Reflection by Professor Trudy Stringer
Three vans full - students, faculty, staff - Divinity, Law, Peabody, Owen - made our way to New Orleans, Louisiana - NOLA - The Big Easy - for spring break. We depended on the hospitality of the Desire Street Ministries and the large heart of its Executive Director, Marcia Peterson. While we did spend some time at Cafe Du Monde, we spent more time in "monde" of New Orleans. We came to learn.
Ms Adeline, Ms Bonnie, and Ms Margaret, leaders for the Residence Council for Abundance Square in the upper Ninth Ward, talked about their lives, their hopes and fears, dreams and despair. They talked about the loss of their community; about the nearest grocery store being two miles away - with no public transportation.
Those of us born into a home owned by our family and into a car parked in the driveway might ask, "Why don't they move?" Ms Adeline, Ms. Bonnie, and Ms Margaret helped us understand the entrenched and interwoven structural issues that are largely invisible to those of us born into families with a property deeds and vehicle registrations. We came to learn what no text can teach. "But you didn't do anything," some might say. If they mean by "doing" wielding a hammer or distributing goods, no, we did not.

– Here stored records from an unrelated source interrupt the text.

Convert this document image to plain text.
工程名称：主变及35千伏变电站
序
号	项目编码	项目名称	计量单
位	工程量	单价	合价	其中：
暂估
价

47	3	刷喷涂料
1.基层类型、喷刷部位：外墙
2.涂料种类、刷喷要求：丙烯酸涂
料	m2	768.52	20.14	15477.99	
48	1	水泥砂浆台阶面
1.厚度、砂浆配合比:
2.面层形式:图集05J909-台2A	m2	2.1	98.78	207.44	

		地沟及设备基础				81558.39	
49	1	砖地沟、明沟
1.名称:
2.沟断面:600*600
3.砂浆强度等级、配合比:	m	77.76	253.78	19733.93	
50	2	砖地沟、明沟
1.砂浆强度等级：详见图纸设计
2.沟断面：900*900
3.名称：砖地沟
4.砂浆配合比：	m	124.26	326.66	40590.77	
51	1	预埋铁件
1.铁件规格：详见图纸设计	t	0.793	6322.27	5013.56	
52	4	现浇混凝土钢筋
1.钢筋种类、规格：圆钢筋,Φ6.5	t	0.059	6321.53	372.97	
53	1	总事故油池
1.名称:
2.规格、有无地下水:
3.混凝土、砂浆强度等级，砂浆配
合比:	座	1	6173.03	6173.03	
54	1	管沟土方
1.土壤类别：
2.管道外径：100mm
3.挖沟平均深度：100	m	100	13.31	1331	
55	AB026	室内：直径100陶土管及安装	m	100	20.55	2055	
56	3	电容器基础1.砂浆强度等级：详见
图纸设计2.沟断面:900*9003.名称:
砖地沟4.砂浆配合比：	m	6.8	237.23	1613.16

But sometimes listening is the surest way to deep learning - especially listening to the stories of those on the ground, those whose daily existence is very different from our own. And sometimes we need to learn - deeply - before we dare to "do." Our hope is this: that this immersion learning seminar helps to inform and form religious, educational, legal, and business leaders practiced in deep listening and in courageous boundary crossing, leaders able to help us in our search for better ways of living together.